Preface

Orchestration, or the routine scheduling and exection of dependent tasks, is a core component of modern data work. Orchestration continues to reach more and more data workers - it was originally a focus for data engineers, but it now permeates the work of data analysts, analytics engineers, data scientists, and machine learning engineers. The easier it is for any class of data worker to orchestrate their code, the easier it is for any member of an organization to derive value from the output of that code.

Flavors of Orchestration Code

Orchestration with Python is a vast and opinionated landscape, but there are three clear flavors of orchestration to have emerged over time:

  1. Object-oriented orchestration, where tasks are objects and dependencies between tasks are handled with methods or operators (e.g. >>). Airflow’s classic style is a good example of object-oriented orchestration.

  2. Decorative orchestration, where tasks are functions and decorators are used to configure the tasks. Dependencies are often managed by passing the output of one function to the input of another. Airflow’s taskflow API and Dagster’s entire API are good examples of decorative orchestation.

  3. File-oriented orchestration, where tasks are files, and dependencies are cleverly inferred or explicitly declared. Tools like Mage, dbt, and Orchest exemplify file-oriented orchestration.

What is gusty?

gusty is a file-oriented framework for Airflow, the absolute standard for orchestrators today. Airflow is a Top-Level Apache Project with sustained development, a gigantic ecosystem of provider packages, and is offered as a hosted service by major public clouds and other Airflow-focused companies. While other orchestrators natively support file-oriented orchestration, Airflow is such a good orchestrator that it was compelling to create a file-oriented framework for it.
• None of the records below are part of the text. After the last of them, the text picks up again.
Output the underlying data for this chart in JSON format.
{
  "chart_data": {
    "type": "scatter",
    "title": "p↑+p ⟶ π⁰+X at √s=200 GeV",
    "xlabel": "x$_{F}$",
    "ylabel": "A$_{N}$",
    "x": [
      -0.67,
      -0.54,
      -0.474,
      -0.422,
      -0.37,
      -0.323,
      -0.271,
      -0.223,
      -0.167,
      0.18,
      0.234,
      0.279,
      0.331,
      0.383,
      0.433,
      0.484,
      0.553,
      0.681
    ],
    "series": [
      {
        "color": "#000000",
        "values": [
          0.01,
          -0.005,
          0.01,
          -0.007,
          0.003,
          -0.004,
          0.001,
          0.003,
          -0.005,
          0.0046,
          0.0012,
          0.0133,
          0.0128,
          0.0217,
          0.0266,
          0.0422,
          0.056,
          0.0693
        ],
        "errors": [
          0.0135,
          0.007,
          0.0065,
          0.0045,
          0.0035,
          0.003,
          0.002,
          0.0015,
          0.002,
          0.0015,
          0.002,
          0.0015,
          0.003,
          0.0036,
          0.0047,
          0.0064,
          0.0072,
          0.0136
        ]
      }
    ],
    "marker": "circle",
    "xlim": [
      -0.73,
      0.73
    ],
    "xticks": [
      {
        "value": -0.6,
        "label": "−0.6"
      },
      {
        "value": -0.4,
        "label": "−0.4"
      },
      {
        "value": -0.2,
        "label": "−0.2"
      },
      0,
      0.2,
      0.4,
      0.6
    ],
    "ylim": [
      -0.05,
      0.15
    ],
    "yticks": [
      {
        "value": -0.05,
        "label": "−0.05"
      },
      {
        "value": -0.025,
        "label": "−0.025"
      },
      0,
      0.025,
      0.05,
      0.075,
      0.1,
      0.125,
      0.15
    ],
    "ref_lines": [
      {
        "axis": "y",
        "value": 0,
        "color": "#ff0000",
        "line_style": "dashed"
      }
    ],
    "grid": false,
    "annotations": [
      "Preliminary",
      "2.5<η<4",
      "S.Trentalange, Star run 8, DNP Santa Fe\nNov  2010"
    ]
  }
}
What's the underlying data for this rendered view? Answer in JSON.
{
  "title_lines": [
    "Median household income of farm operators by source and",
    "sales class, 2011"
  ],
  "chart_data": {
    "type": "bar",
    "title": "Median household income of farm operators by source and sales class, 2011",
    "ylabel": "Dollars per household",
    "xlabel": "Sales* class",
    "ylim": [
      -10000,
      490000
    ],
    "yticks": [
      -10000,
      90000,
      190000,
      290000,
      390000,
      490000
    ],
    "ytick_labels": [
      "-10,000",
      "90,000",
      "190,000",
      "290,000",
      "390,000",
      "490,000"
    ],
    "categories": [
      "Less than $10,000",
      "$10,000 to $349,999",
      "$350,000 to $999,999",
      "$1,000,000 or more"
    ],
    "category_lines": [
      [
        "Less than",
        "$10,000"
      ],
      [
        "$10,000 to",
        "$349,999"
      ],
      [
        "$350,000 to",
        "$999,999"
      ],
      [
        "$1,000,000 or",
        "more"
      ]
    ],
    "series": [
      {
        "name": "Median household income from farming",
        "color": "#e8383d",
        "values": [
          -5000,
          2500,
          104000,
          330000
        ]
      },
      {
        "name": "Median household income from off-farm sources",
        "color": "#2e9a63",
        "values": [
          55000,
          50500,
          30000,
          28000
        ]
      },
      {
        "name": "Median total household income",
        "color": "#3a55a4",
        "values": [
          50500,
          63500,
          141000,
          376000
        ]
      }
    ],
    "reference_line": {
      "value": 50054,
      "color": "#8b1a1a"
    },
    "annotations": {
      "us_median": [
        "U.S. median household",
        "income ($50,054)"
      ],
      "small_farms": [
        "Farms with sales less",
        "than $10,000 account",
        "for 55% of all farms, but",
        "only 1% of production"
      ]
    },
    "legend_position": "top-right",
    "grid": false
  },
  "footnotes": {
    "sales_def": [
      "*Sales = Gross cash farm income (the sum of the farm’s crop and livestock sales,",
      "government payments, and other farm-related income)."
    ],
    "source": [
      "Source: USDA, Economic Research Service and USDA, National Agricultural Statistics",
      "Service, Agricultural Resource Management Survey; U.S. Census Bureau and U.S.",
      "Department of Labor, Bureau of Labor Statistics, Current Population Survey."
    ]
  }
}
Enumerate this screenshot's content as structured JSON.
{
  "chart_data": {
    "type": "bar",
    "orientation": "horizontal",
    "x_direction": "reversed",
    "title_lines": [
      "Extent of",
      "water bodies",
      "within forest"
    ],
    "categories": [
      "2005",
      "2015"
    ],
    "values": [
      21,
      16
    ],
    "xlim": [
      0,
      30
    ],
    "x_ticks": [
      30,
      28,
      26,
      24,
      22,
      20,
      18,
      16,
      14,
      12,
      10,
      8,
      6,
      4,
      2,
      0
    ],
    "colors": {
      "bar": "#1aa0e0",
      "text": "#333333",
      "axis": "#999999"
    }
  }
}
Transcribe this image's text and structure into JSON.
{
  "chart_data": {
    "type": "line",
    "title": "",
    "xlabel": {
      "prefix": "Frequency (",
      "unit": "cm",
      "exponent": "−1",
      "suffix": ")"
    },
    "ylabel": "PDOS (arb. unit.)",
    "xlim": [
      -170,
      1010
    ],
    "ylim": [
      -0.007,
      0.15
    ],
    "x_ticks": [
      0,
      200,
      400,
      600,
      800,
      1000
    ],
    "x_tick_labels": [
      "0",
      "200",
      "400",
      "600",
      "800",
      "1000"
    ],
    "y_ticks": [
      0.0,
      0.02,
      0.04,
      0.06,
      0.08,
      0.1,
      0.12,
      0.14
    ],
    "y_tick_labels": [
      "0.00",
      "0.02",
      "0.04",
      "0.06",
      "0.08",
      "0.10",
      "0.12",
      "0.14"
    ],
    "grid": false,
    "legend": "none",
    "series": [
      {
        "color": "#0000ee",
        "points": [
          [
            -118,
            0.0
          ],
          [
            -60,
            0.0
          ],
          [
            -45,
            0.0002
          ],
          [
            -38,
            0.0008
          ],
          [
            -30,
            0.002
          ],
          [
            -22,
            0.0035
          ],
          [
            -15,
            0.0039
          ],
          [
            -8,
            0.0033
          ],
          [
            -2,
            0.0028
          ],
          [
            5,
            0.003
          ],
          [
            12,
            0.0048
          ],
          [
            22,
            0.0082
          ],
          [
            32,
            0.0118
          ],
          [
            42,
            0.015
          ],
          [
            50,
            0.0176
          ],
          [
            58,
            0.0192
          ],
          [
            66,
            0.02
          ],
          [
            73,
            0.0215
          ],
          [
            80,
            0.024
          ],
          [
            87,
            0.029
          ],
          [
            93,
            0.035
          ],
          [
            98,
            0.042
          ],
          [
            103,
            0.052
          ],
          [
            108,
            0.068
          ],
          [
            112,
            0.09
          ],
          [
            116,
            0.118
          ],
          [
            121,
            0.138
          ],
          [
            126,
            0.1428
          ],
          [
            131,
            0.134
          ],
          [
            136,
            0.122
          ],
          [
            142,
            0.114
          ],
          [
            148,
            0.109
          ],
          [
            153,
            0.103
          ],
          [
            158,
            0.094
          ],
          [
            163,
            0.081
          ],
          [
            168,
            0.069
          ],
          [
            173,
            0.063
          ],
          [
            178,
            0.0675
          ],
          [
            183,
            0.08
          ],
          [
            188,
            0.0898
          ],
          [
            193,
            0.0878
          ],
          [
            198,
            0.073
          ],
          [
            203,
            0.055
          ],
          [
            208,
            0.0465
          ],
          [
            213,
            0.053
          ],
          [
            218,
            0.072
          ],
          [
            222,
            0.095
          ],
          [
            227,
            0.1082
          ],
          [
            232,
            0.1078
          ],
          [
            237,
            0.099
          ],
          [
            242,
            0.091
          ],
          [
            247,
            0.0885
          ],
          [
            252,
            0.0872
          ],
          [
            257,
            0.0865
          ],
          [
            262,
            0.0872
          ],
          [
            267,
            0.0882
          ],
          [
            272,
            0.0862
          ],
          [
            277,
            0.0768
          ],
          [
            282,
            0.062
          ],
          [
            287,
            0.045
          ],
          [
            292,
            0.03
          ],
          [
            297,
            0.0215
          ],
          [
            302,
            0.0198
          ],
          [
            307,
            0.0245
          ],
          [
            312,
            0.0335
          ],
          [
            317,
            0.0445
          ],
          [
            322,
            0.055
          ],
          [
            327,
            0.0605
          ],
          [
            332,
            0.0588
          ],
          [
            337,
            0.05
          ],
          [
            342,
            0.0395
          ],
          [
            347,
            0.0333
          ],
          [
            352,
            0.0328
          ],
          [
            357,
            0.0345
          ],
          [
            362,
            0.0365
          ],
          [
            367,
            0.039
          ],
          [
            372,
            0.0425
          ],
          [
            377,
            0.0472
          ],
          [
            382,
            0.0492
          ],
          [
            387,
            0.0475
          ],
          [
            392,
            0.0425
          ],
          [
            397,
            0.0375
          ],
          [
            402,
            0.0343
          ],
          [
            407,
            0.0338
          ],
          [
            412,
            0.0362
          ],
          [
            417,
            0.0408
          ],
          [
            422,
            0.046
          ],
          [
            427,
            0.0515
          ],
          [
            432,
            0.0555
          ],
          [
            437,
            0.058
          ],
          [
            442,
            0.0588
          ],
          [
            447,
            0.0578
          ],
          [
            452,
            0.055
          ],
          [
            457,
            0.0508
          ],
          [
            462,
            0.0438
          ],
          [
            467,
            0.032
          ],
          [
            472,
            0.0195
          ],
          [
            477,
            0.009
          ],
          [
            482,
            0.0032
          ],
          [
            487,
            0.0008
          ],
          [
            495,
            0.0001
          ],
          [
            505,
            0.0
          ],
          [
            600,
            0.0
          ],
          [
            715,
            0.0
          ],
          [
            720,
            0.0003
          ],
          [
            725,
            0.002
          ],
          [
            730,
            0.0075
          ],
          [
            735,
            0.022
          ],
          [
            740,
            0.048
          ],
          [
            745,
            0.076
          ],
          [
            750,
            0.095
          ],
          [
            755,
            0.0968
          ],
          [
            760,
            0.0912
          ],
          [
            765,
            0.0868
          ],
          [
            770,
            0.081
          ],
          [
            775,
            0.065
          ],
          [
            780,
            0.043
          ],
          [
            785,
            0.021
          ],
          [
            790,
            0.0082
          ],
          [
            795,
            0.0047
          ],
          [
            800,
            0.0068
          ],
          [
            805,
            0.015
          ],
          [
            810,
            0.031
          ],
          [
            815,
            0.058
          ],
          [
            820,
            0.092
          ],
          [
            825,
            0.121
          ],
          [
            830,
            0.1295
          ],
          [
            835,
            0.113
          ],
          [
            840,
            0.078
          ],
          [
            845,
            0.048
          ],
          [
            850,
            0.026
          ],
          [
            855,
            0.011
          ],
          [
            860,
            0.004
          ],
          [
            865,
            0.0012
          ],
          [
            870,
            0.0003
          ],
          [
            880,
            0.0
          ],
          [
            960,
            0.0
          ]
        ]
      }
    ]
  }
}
If you are reading this, you are likely already familiar with - or using - Airflow.

gusty exists to make file-oriented orchestration fun and easy using Airflow, allowing for file-oriented DAGs to be incorporated in existing Airflow projects without any need to change existing work or Airflow code. You can use any Airflow operator with gusty; gusty is simply a different way to write Airflow DAGs. This document hopes to serve as a guide for getting the most out of file-oriented orchestration in Airflow using gusty.